(La Stampa, quotidiano, Italia, 23 luglio '99)
ANTICHI INCUBI A PECHINO
Domenico Quirico
Il potere cinese è ben saldo. Inutile farsi illusioni. Il brusio ora sommesso ora tumultuoso dei reduci di Tienanmen ormai è più legato alla biografie di questi coraggiosi, tenaci oppositori che alla realtà politica del Paese. Anche le turbolenze economiche dell'Asia non hanno fatto emergere la fragilità di una riforma economica approssimativa, sgualcita dai compromessi con il dirigismo politico e la corruzione; anzi hanno rafforzato il ruolo internazionale di Pechino come bastione della solidità economica del mercato asiatico. I signori della Città Proibita possono così continuare nel loro eterno duello rituale tra riformatori e conservatori, dietro il confortevole sipario della certezza che, comunque, la struttura politica del potere non cambierà. Eppure ci sono due cose che fanno loro paura: il futuro e il passato. Il futuro è tutto quello che le maglie occhiute del controllo, metà comunista e metà confuciano, non riescono a prendere tra le grinfie, a stringere con un cappio. Internet per esempio, che è d
iventata una diabolica ossessione, una letale quinta colonna del Nemico universale. Il silenzio per il potere cinese è uno strumento politico, come la polizia, i comizi e le liturgie di partito. Tutto deve svolgersi senza clamore. Come tollerare tutto ciò che sfugge ai controlli, mette in contatto la gente, alimenta il mormorio universale delle informazioni, dei commenti, delle recriminazioni?
Ma c'è qualcosa di ancor più insidioso: il passato. Quella delle "jiaomen", delle "huitang", le sette, le logge, le società più o meno segrete, è la controstoria della Cina. I dotti confuciani scrivevano le cronache delle dinastie, sempre opulente e soddisfatte. Le cronache delle società segrete erano il mondo degli altri, dei poveri, dei diseredati, degli insoddisfatti, uno specchio dove nei secoli i rivoluzionari cominciano a vedere riflessa la loro utopia. In un mondo immobile, pietrificato dalla tradizione e dai riti, convertito a un contrito mutismo, ai tempi dei Qing come sotto le dinastie postcomuniste il misticismo, la meditazione, perfino la ginnastica rituale è una forma di rivolta contro il razionalismo confuciano (e marxista).

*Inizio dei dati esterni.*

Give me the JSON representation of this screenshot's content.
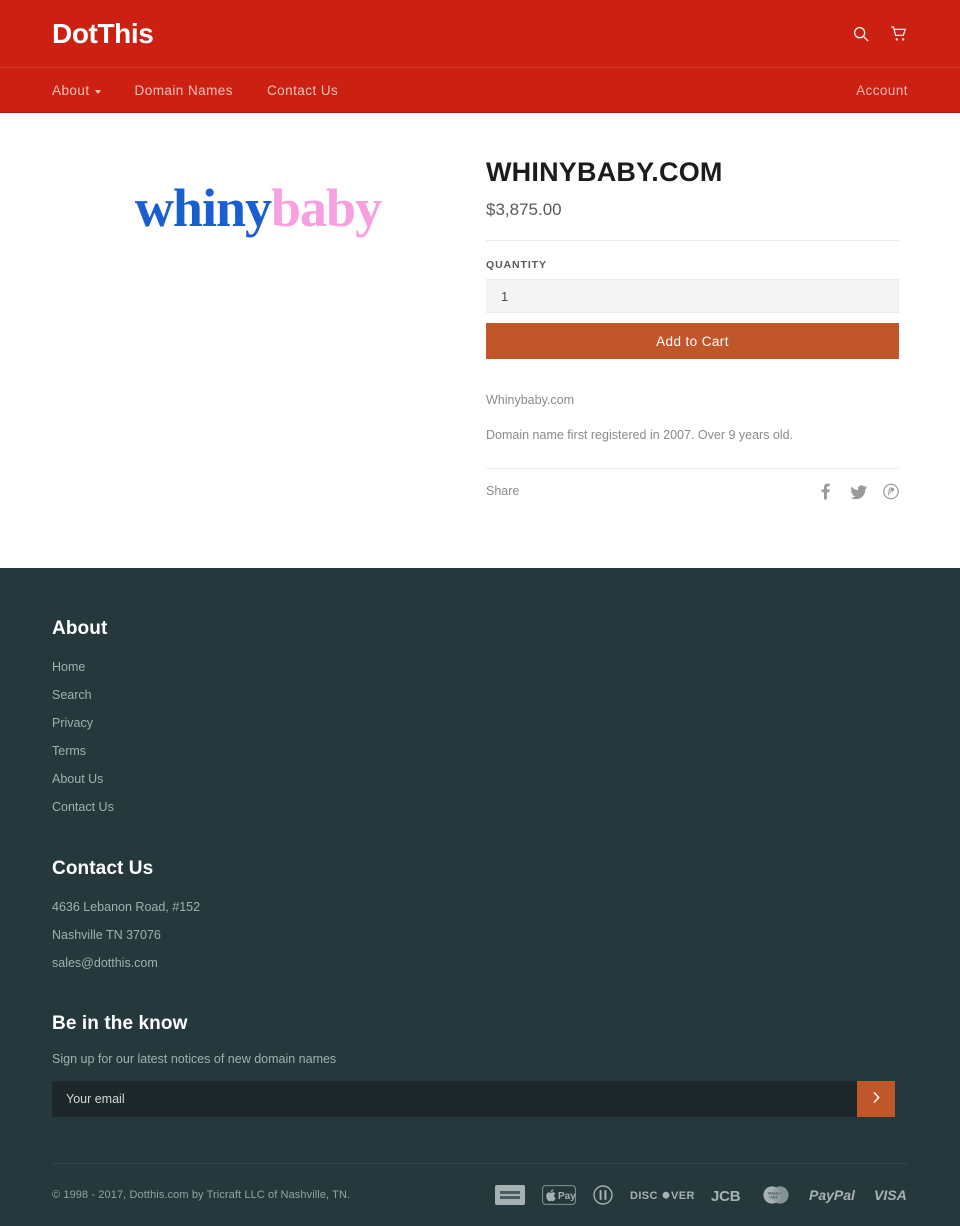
{
  "header": {
    "brand": "DotThis",
    "search_icon": "search-icon",
    "cart_icon": "cart-icon"
  },
  "nav": {
    "items": [
      {
        "label": "About",
        "has_caret": true
      },
      {
        "label": "Domain Names",
        "has_caret": false
      },
      {
        "label": "Contact Us",
        "has_caret": false
      }
    ],
    "account_label": "Account"
  },
  "product": {
    "logo_part_one": "whiny",
    "logo_part_two": "baby",
    "logo_color_one": "#1a5fd0",
    "logo_color_two": "#f79fdf",
    "title": "WHINYBABY.COM",
    "price": "$3,875.00",
    "quantity_label": "QUANTITY",
    "quantity_value": "1",
    "add_to_cart_label": "Add to Cart",
    "description_line_1": "Whinybaby.com",
    "description_line_2": "Domain name first registered in 2007.  Over 9 years old.",
    "share_label": "Share",
    "share_icons": [
      "facebook-icon",
      "twitter-icon",
      "pinterest-icon"
    ],
    "accent_color": "#c0562a"
  },
  "footer": {
    "about_heading": "About",
    "about_links": [
      "Home",
      "Search",
      "Privacy",
      "Terms",
      "About Us",
      "Contact Us"
    ],
    "contact_heading": "Contact Us",
    "contact_lines": [
      "4636 Lebanon Road, #152",
      "Nashville TN 37076",
      "sales@dotthis.com"
    ],
    "newsletter_heading": "Be in the know",
    "newsletter_subtext": "Sign up for our latest notices of new domain names",
    "newsletter_placeholder": "Your email",
    "newsletter_submit_icon": "chevron-right-icon",
    "copyright": "© 1998 - 2017, Dotthis.com by Tricraft LLC of Nashville, TN.",
    "payment_methods": [
      "american-express-icon",
      "apple-pay-icon",
      "diners-club-icon",
      "discover-icon",
      "jcb-icon",
      "mastercard-icon",
      "paypal-icon",
      "visa-icon"
    ],
    "payment_labels": {
      "discover": "DISCOVER",
      "jcb": "JCB",
      "paypal": "PayPal",
      "visa": "VISA",
      "apple_pay": "Pay"
    },
    "background_color": "#25383c"
  }
}
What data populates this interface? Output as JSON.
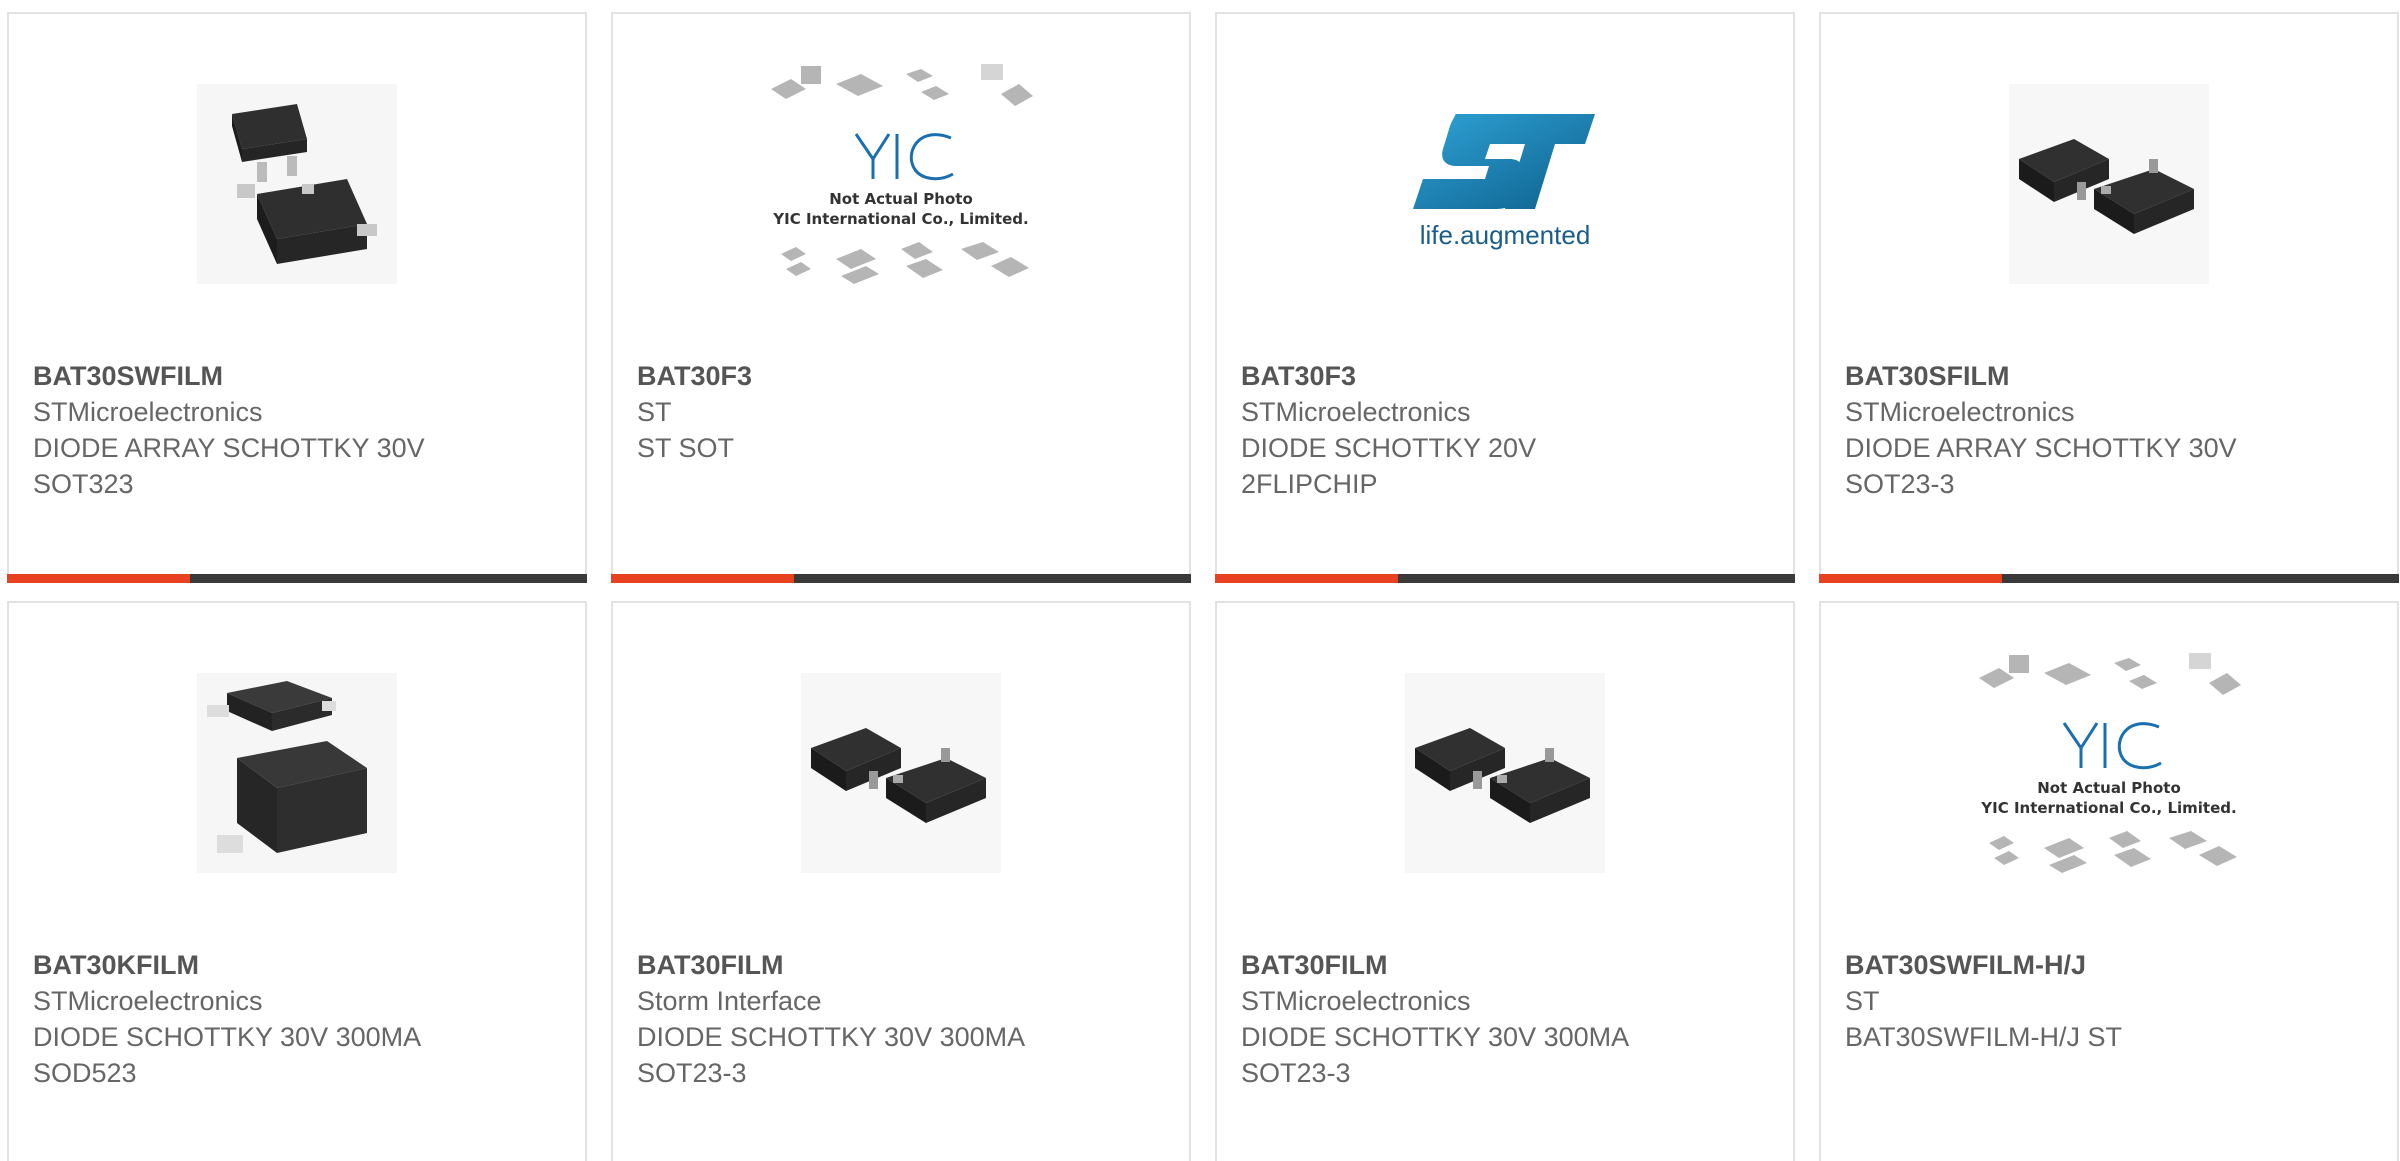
{
  "products": [
    {
      "part": "BAT30SWFILM",
      "maker": "STMicroelectronics",
      "desc1": "DIODE ARRAY SCHOTTKY 30V",
      "desc2": "SOT323",
      "image": "sot323-package"
    },
    {
      "part": "BAT30F3",
      "maker": "ST",
      "desc1": "ST SOT",
      "desc2": "",
      "image": "yic-placeholder"
    },
    {
      "part": "BAT30F3",
      "maker": "STMicroelectronics",
      "desc1": "DIODE SCHOTTKY 20V",
      "desc2": "2FLIPCHIP",
      "image": "st-logo"
    },
    {
      "part": "BAT30SFILM",
      "maker": "STMicroelectronics",
      "desc1": "DIODE ARRAY SCHOTTKY 30V",
      "desc2": "SOT23-3",
      "image": "sot23-package"
    },
    {
      "part": "BAT30KFILM",
      "maker": "STMicroelectronics",
      "desc1": "DIODE SCHOTTKY 30V 300MA",
      "desc2": "SOD523",
      "image": "sod523-package"
    },
    {
      "part": "BAT30FILM",
      "maker": "Storm Interface",
      "desc1": "DIODE SCHOTTKY 30V 300MA",
      "desc2": "SOT23-3",
      "image": "sot23-package"
    },
    {
      "part": "BAT30FILM",
      "maker": "STMicroelectronics",
      "desc1": "DIODE SCHOTTKY 30V 300MA",
      "desc2": "SOT23-3",
      "image": "sot23-package"
    },
    {
      "part": "BAT30SWFILM-H/J",
      "maker": "ST",
      "desc1": "BAT30SWFILM-H/J ST",
      "desc2": "",
      "image": "yic-placeholder"
    }
  ],
  "placeholder": {
    "brand": "YIC",
    "line1": "Not Actual Photo",
    "line2": "YIC International Co., Limited."
  },
  "st_logo": {
    "tagline": "life.augmented"
  },
  "colors": {
    "accent": "#e8411f",
    "bar": "#3a3a3a",
    "border": "#e2e2e2",
    "st_blue": "#1a7bb0"
  }
}
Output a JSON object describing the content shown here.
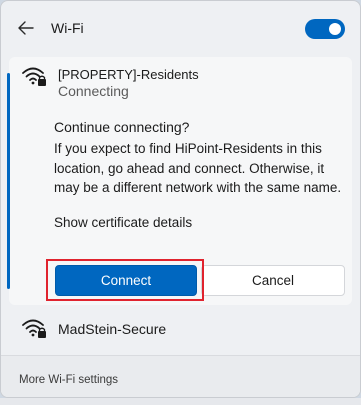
{
  "header": {
    "back_icon": "back-arrow-icon",
    "title": "Wi-Fi",
    "toggle_on": true,
    "toggle_color": "#0067c0"
  },
  "selected_network": {
    "name": "[PROPERTY]-Residents",
    "status": "Connecting",
    "icon": "wifi-secured-icon",
    "prompt_title": "Continue connecting?",
    "prompt_body": "If you expect to find HiPoint-Residents in this location, go ahead and connect. Otherwise, it may be a different network with the same name.",
    "certificate_link": "Show certificate details",
    "connect_label": "Connect",
    "cancel_label": "Cancel",
    "accent_color": "#0067c0"
  },
  "other_networks": [
    {
      "name": "MadStein-Secure",
      "icon": "wifi-secured-icon"
    }
  ],
  "footer": {
    "more_settings_label": "More Wi-Fi settings"
  },
  "highlight_color": "#e0232e"
}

I dirigenti cinesi conoscono bene la Storia: dai tempi della setta del loto bianco al libretto di Li Hongzi c'è sempre puzza di bruciato. Chi sogna un paradiso, anche se usa molti slogan che piacciono al governo, comunque insinua che il luogo dove vive ancora non gli somiglia; e se vuoi costruire una nuova società è perchè il mandato del cielo della dinastia regnante, che sia un despota mamciù o Jiang Zemin, appare usurato e contestabile. Non diceva forse un antico poverbio: "I funzionari derivano il loro potere dalla legge, il popolo dalle sette"?